11.1 The Supplier may terminate the supply contract if the Customer fails to comply with payment obligations or other agreed conditions.
11.2 In the event of termination due to default, the Customer shall pay the Supplier all amounts due, including any penalties and additional costs, such as storage and transportation expenses.
11.3 Termination of the contract does not exempt the Customer from payment obligations for materials and/or equipment already supplied.

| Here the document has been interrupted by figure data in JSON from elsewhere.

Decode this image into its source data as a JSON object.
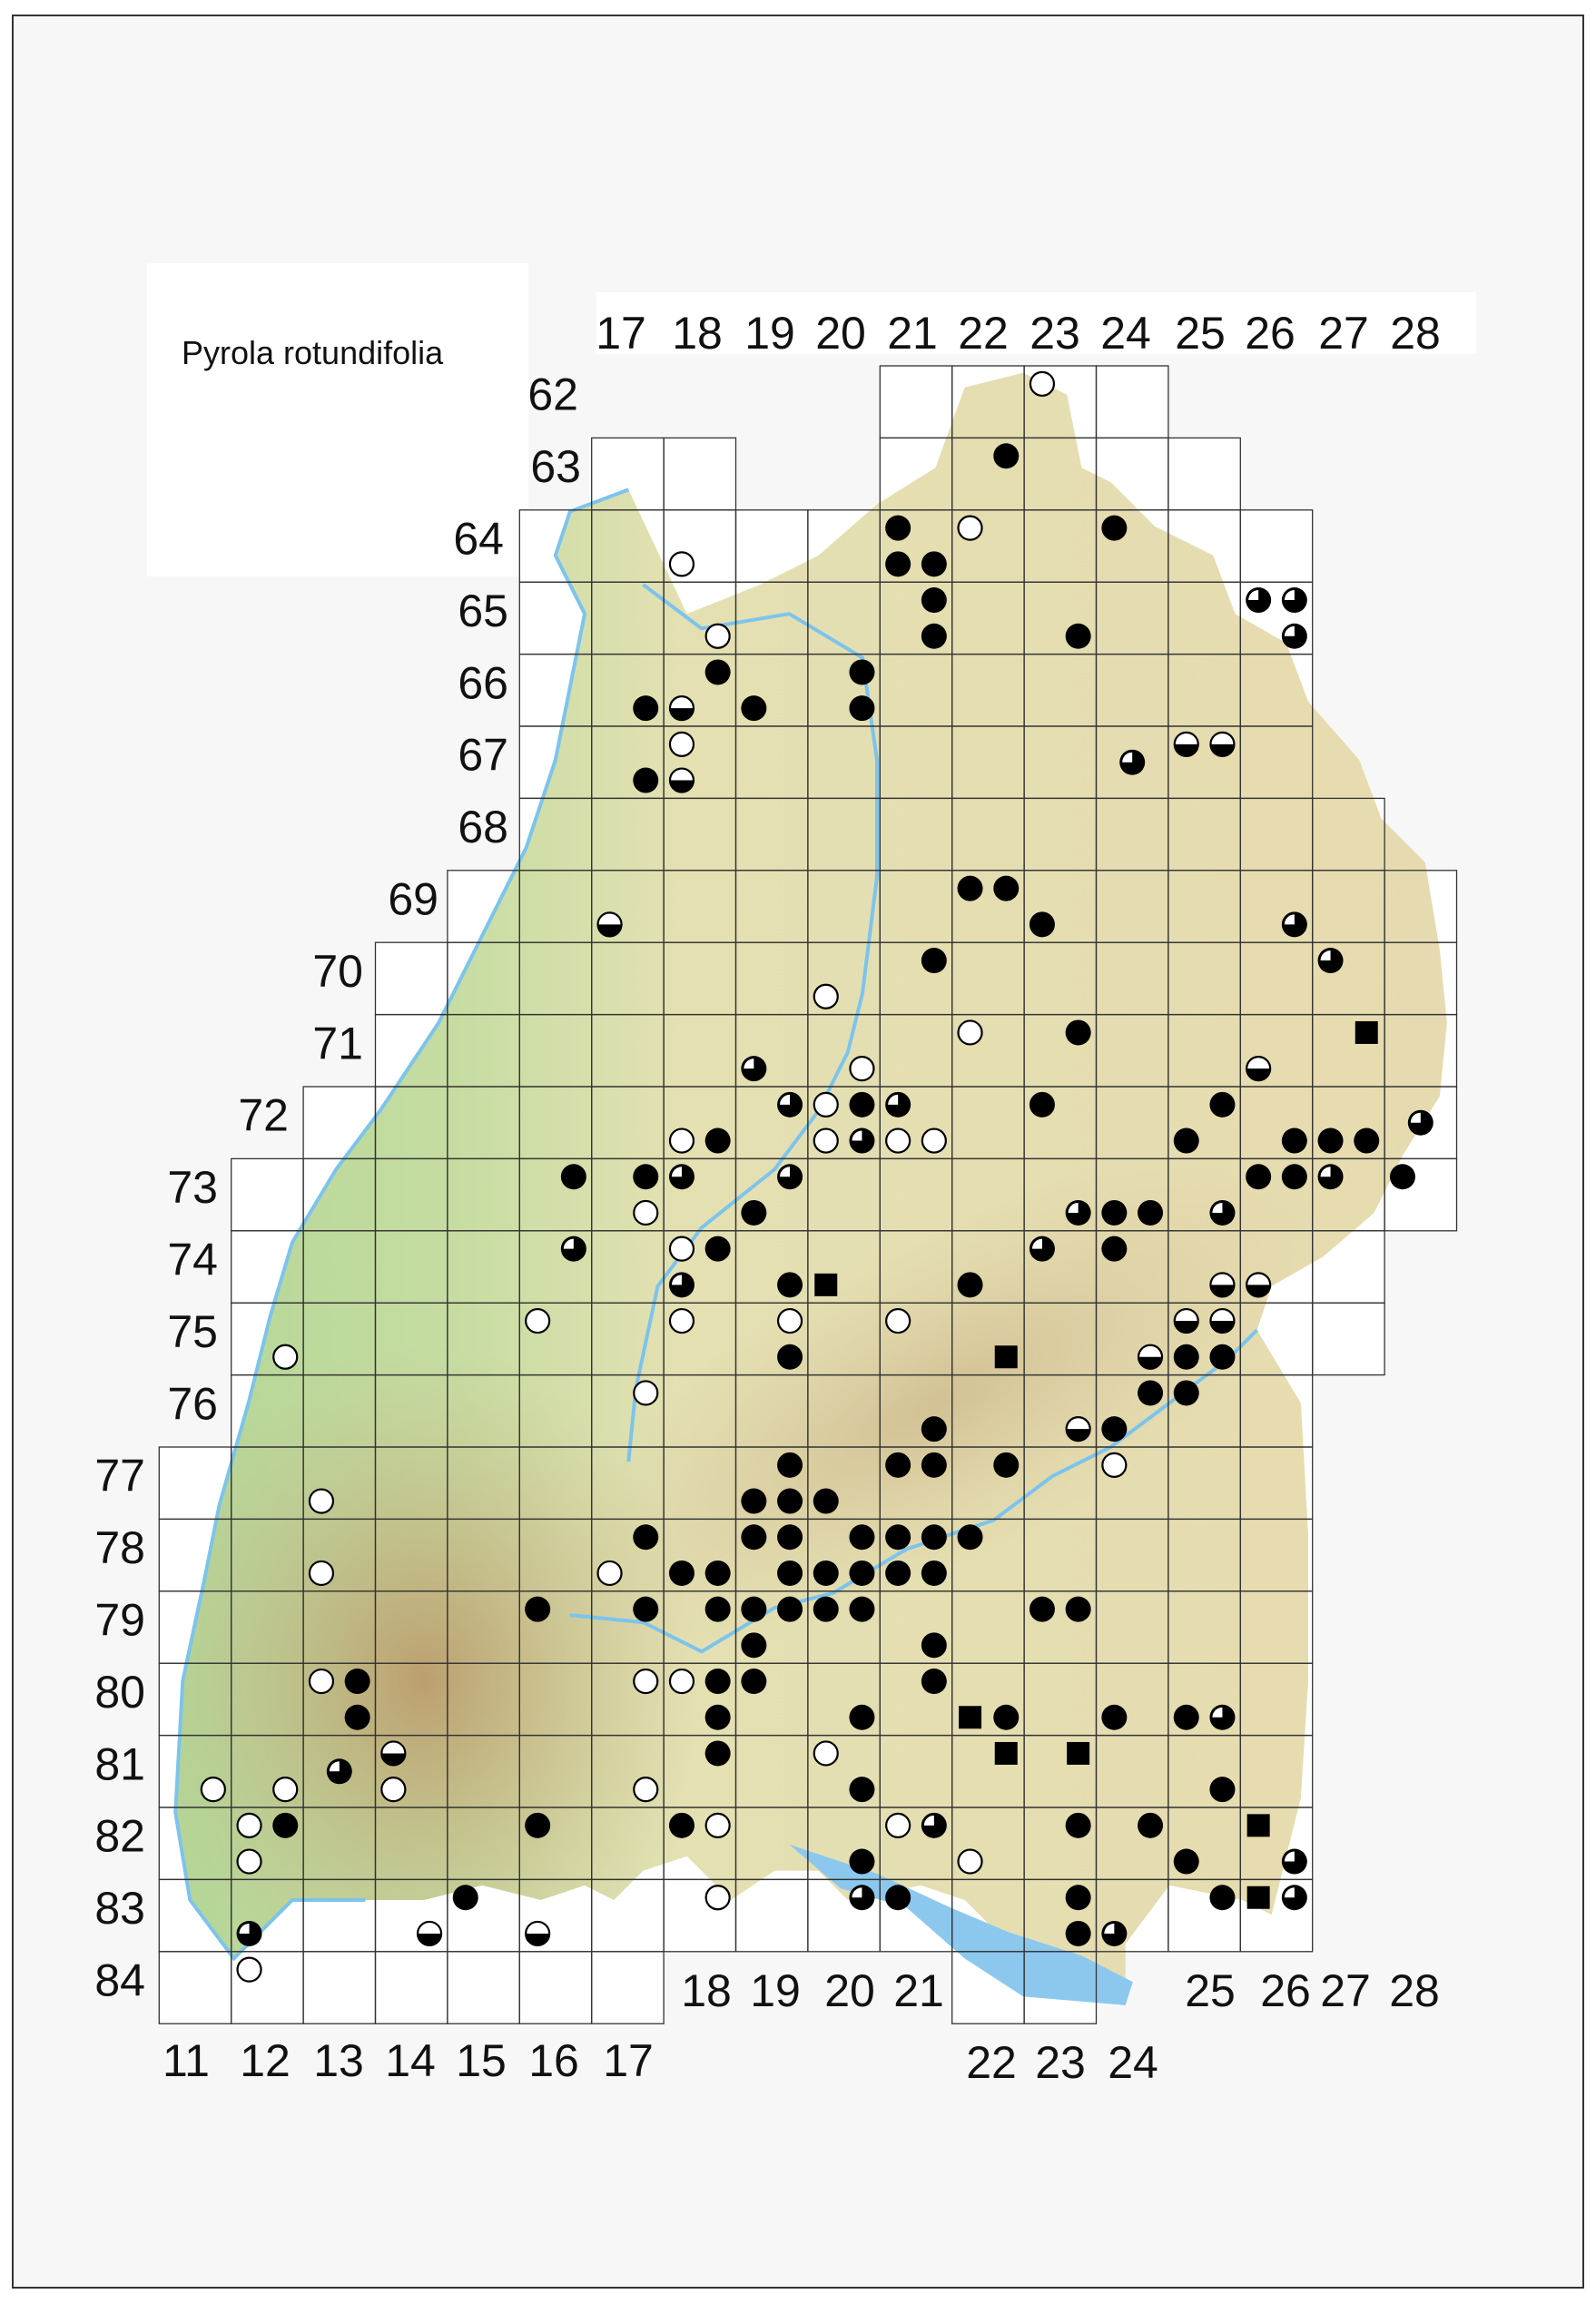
{
  "title": "Pyrola rotundifolia",
  "top_column_labels": [
    "17",
    "18",
    "19",
    "20",
    "21",
    "22",
    "23",
    "24",
    "25",
    "26",
    "27",
    "28"
  ],
  "row_labels": [
    "62",
    "63",
    "64",
    "65",
    "66",
    "67",
    "68",
    "69",
    "70",
    "71",
    "72",
    "73",
    "74",
    "75",
    "76",
    "77",
    "78",
    "79",
    "80",
    "81",
    "82",
    "83",
    "84"
  ],
  "bottom_column_labels": [
    "11",
    "12",
    "13",
    "14",
    "15",
    "16",
    "17",
    "18",
    "19",
    "20",
    "21",
    "22",
    "23",
    "24",
    "25",
    "26",
    "27",
    "28"
  ],
  "symbol_colors": {
    "fill": "#000000",
    "empty": "#ffffff",
    "lake": "#8cc8ee",
    "river": "#7cc4ec"
  },
  "records": {
    "filled": [
      "6322/2",
      "6421/1",
      "6421/3",
      "6421/4",
      "6424/1",
      "6521/2",
      "6521/4",
      "6523/4",
      "6618/2",
      "6617/4",
      "6619/3",
      "6620/2",
      "6620/4",
      "6717/4",
      "6922/1",
      "6922/2",
      "6923/3",
      "7021/2",
      "7123/2",
      "7220/2",
      "7218/4",
      "7223/1",
      "7225/2",
      "7225/3",
      "7226/4",
      "7227/3",
      "7227/4",
      "7316/2",
      "7317/2",
      "7319/3",
      "7326/1",
      "7326/2",
      "7328/1",
      "7324/3",
      "7324/4",
      "7418/2",
      "7419/4",
      "7422/3",
      "7424/1",
      "7519/4",
      "7525/3",
      "7525/4",
      "7621/4",
      "7624/2",
      "7625/1",
      "7624/3",
      "7719/2",
      "7721/1",
      "7721/2",
      "7722/2",
      "7719/3",
      "7719/4",
      "7720/3",
      "7817/2",
      "7819/1",
      "7819/2",
      "7820/2",
      "7821/1",
      "7821/2",
      "7822/1",
      "7818/3",
      "7818/4",
      "7819/4",
      "7820/3",
      "7820/4",
      "7821/3",
      "7821/4",
      "7916/1",
      "7917/2",
      "7918/2",
      "7919/1",
      "7919/2",
      "7920/1",
      "7920/2",
      "7919/3",
      "7921/4",
      "7923/1",
      "7923/2",
      "8013/2",
      "8013/4",
      "8018/2",
      "8019/1",
      "8021/2",
      "8018/4",
      "8020/4",
      "8022/4",
      "8024/3",
      "8025/3",
      "8118/2",
      "8120/4",
      "8125/4",
      "8212/2",
      "8216/1",
      "8218/1",
      "8220/4",
      "8223/2",
      "8224/2",
      "8225/3",
      "8315/1",
      "8321/1",
      "8323/2",
      "8325/2",
      "8323/4"
    ],
    "open": [
      "6223/1",
      "6422/1",
      "6418/3",
      "6518/4",
      "6718/1",
      "7020/3",
      "7122/1",
      "7120/4",
      "7220/1",
      "7218/3",
      "7220/3",
      "7221/3",
      "7221/4",
      "7317/4",
      "7418/1",
      "7518/1",
      "7519/2",
      "7521/1",
      "7516/1",
      "7512/4",
      "7617/2",
      "7724/1",
      "7713/3",
      "7813/3",
      "7817/3",
      "8013/1",
      "8017/2",
      "8018/1",
      "8120/1",
      "8111/4",
      "8112/4",
      "8114/3",
      "8117/4",
      "8212/1",
      "8212/3",
      "8218/2",
      "8221/1",
      "8222/3",
      "8318/2",
      "8412/1"
    ],
    "half": [
      "6618/3",
      "6718/3",
      "6725/1",
      "6725/2",
      "6917/3",
      "7126/3",
      "7425/4",
      "7426/3",
      "7525/1",
      "7525/2",
      "7524/4",
      "7623/4",
      "8114/1",
      "8314/4",
      "8316/3"
    ],
    "three_quarter": [
      "6526/1",
      "6526/2",
      "6526/4",
      "6724",
      "6926/4",
      "7027/1",
      "7119/3",
      "7219/2",
      "7221/1",
      "7220/4",
      "7228",
      "7318/1",
      "7319/2",
      "7327/1",
      "7323/4",
      "7325/4",
      "7416/2",
      "7418/3",
      "7423/1",
      "8025/4",
      "8113",
      "8221/2",
      "8226/4",
      "8312/3",
      "8320/2",
      "8324/3",
      "8326/2"
    ],
    "square": [
      "7127/2",
      "7420/3",
      "7522/4",
      "8022/3",
      "8122/2",
      "8123/2",
      "8226/1",
      "8326/1"
    ]
  }
}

12. APPLICABLE LEGISLATION AND JURISDICTION

12.1 These General Conditions are governed by Brazilian laws.
12.2 The parties elect the jurisdiction of the district of Valinhos/SP to resolve any disputes arising from these General Conditions.

13. FINAL PROVISIONS

13.1 Any changes to these General Conditions must be made in writing and signed by both parties.
13.2 If any provision of these General Conditions is considered invalid, the remaining provisions will remain in full force.
13.3 Failure to exercise or delay in exercising any right or faculty provided for in these General Conditions does not constitute a waiver of such right or faculty.
13.4 In the event of any discrepancy or inconsistency between versions of these Terms and Conditions drafted in different languages, the Portuguese version shall prevail for all legal and interpretative purposes.
13.5 These Terms and Conditions shall be governed by and construed in accordance with the laws of Brazil. The parties hereby submit to the exclusive jurisdiction of the courts of Valinhos/SP, waiving any other jurisdiction, no matter how privileged it may be, for the resolution of any disputes arising from this Terms and Conditions.